Lula diz que seu destino é “ser tetra” na eleição presidencial deste ano

Ele afirma que mandatos petistas são os únicos que governam para a totalidade da população, enquanto que outros visam apenas uma parte da sociedade
Por Guilherme Grandi
Luiz Inácio Lula da Silva (PT) afirmou, nesta quarta (1.º), que seu destino político imediato é ser eleito novamente para um quarto mandato, o que ele considera inédito na história da política brasileira. Ele concorrerá à reeleição em outubro junto do atual vice-presidente Geraldo Alckmin (PSB), contra o senador Flávio Bolsonaro (PL-RJ) pela oposição, além do governador Ronaldo Caiado (PSD-GO) se apresentando como uma “terceira via”.

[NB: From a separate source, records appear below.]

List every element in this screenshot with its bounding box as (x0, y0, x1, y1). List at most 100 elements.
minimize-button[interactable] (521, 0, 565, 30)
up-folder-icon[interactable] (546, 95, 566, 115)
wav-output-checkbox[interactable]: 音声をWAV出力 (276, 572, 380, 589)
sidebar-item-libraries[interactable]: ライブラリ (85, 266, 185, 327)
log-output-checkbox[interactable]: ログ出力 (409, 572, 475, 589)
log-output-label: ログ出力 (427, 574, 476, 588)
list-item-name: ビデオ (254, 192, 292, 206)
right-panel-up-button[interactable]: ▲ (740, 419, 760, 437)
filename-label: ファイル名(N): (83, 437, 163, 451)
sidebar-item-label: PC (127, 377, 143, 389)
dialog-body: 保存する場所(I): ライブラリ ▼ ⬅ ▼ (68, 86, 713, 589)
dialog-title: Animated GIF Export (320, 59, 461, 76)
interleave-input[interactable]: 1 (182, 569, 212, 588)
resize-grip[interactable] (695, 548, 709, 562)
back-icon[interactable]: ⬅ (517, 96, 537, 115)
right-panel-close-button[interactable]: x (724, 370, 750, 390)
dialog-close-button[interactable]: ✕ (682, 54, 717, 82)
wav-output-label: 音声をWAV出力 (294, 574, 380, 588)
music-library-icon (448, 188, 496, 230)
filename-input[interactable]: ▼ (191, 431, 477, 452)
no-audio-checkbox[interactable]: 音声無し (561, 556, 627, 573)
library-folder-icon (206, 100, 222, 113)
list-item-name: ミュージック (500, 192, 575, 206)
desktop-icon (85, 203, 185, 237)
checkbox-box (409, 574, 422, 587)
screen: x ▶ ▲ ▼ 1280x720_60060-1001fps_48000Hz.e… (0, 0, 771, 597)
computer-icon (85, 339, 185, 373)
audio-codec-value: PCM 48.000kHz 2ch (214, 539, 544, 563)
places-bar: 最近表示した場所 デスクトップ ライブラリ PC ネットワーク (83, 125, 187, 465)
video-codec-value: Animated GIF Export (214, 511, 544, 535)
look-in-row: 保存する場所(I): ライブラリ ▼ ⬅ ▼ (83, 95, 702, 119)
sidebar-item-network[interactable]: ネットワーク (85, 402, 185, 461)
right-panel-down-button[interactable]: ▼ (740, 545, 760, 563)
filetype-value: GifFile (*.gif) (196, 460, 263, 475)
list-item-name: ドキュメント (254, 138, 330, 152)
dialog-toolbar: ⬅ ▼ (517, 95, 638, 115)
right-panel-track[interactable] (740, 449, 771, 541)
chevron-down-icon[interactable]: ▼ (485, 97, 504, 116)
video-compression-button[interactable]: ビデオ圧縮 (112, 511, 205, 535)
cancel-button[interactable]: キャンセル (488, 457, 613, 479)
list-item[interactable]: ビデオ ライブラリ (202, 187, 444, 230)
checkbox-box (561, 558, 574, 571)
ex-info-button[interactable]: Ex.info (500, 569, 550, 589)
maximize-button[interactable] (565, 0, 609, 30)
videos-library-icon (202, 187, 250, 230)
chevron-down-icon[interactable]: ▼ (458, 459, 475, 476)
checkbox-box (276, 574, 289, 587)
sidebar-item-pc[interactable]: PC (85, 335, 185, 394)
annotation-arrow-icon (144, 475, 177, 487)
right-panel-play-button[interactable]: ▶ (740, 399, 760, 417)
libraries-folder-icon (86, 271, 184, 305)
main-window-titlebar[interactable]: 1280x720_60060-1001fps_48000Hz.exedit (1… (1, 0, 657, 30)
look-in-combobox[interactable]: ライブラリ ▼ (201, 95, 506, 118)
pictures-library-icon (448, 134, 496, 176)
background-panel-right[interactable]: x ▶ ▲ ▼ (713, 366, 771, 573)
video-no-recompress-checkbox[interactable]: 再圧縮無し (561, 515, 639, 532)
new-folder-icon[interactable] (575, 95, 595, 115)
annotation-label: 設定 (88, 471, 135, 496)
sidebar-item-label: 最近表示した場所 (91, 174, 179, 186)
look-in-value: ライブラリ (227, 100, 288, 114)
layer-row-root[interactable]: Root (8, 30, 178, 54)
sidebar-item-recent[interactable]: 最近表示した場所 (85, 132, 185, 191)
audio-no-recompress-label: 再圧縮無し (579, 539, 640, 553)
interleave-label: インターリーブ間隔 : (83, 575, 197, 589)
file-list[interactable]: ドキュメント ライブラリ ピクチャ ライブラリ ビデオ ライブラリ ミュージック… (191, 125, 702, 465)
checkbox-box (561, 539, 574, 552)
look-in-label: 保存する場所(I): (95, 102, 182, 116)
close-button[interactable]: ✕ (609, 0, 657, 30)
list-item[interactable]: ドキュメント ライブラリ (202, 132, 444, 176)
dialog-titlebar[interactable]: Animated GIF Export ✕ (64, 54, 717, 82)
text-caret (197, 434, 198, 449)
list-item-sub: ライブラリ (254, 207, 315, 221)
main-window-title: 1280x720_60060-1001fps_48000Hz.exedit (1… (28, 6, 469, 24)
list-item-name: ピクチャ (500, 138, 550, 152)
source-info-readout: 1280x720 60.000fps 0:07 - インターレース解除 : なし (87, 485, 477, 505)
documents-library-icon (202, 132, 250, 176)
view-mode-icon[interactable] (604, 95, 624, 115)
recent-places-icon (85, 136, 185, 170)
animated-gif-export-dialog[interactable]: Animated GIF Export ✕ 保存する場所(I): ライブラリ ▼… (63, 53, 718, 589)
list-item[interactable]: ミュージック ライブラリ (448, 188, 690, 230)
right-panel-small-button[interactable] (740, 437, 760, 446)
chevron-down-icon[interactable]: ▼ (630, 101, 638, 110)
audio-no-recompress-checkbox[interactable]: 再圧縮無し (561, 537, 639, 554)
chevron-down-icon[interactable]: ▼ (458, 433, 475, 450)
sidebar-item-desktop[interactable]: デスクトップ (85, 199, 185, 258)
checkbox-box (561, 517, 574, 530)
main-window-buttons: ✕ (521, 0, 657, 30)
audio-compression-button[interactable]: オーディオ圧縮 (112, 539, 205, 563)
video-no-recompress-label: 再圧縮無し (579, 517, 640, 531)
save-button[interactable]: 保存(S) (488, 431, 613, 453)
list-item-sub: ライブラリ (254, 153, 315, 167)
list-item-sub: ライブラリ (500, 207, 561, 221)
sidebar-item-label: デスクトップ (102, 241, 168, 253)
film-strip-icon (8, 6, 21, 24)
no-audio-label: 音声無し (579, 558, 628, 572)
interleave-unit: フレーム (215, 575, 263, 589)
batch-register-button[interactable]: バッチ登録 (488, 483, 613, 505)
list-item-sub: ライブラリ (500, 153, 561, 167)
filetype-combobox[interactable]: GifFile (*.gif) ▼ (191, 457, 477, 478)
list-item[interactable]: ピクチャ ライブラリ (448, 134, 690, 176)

“Meu destino é ganhar as eleições pela quarta vez, o que será um fato inédito na história do Brasil alguém ser tetra numa eleição presidencial. Eu trabalho com a ideia fixa de que nós ainda não conseguimos arrumar a totalidade dos problemas do povo pobre desse país”, disse Lula em entrevista à TV Cidade de Fortaleza, onde cumpre agenda ao longo do dia.
Lula ainda citou que somente em governos do PT — em especial os seus mandatos — a economia cresce mais de 3% com distribuição mais ampla da renda, enquanto que outros partidos não alcançam esse patamar do PIB (Produto Interno Bruto, a soma de todos os bens e serviços produzidos no país) e governam com vista a apenas 35% da população, e não a “100% dela”.
Críticas à “elite”
Ainda durante a entrevista, Lula voltou a criticar o mercado financeiro do país por, supostamente, querer que investimentos do governo sejam feitos apenas para uma parcela da população mais privilegiada, e não com o que considera uma distribuição para a totalidade.
“A elite brasileira, a Faria Lima lá em São Paulo (região da capital paulista tida como o coração do mercado financeiro brasileiro), gostaria que o dinheiro que eu gasto com ações sociais fosse pra eles, e não para o povo pobre”, disparou Lula.
O petista citou, ainda, indicadores financeiros que atestam o crescimento da massa salarial brasileira, o menor desemprego da história brasileira, entre outros, mas sem citar o endividamento recorde da população que chegou a 79% em fevereiro, com 81,7 milhões de pessoas inadimplentes. Foi um aumento de 38,1% em 10 anos.
“Estabilidade e previsibilidade”
Lula também destacou que, durante seu governo, preza pela estabilidade e previsibilidade de decisões, de que “ninguém será pego à 0h de surpresa com uma notícia de um pacote” econômico. “Tudo é feito à luz do dia”, afirmou citando o exemplo da reforma tributária, que passou a vigorar em transição neste ano.
Apesar de citar a previsibilidade de decisões sem “pacote econômico” na calada da noite, este terceiro mandato de Lula tem sido marcado por sucessivos aumentos de impostos ou novas medidas tributárias. Apuração recente desta Gazeta do Povo apontou que, desde o início desta gestão, o governo federal já editou 43 medidas arrecadatórias — uma a cada 27 dias, em média — para equilibrar as contas públicas mesmo com sucessivos recordes de arrecadação.
Dessas, 36 foram criações ou aumentos diretos de impostos, enquanto as demais envolvem propostas temporárias que perderam validade ou iniciativas de natureza não tributária, como mudanças em julgamentos de recursos fiscais. A mais impopular e que aparece em destaque em pesquisas de opinião pública sobre o desempenho do governo é a chamada “taxa das blusinhas”, que impôs uma taxação a compras internacionais abaixo de US$ 50.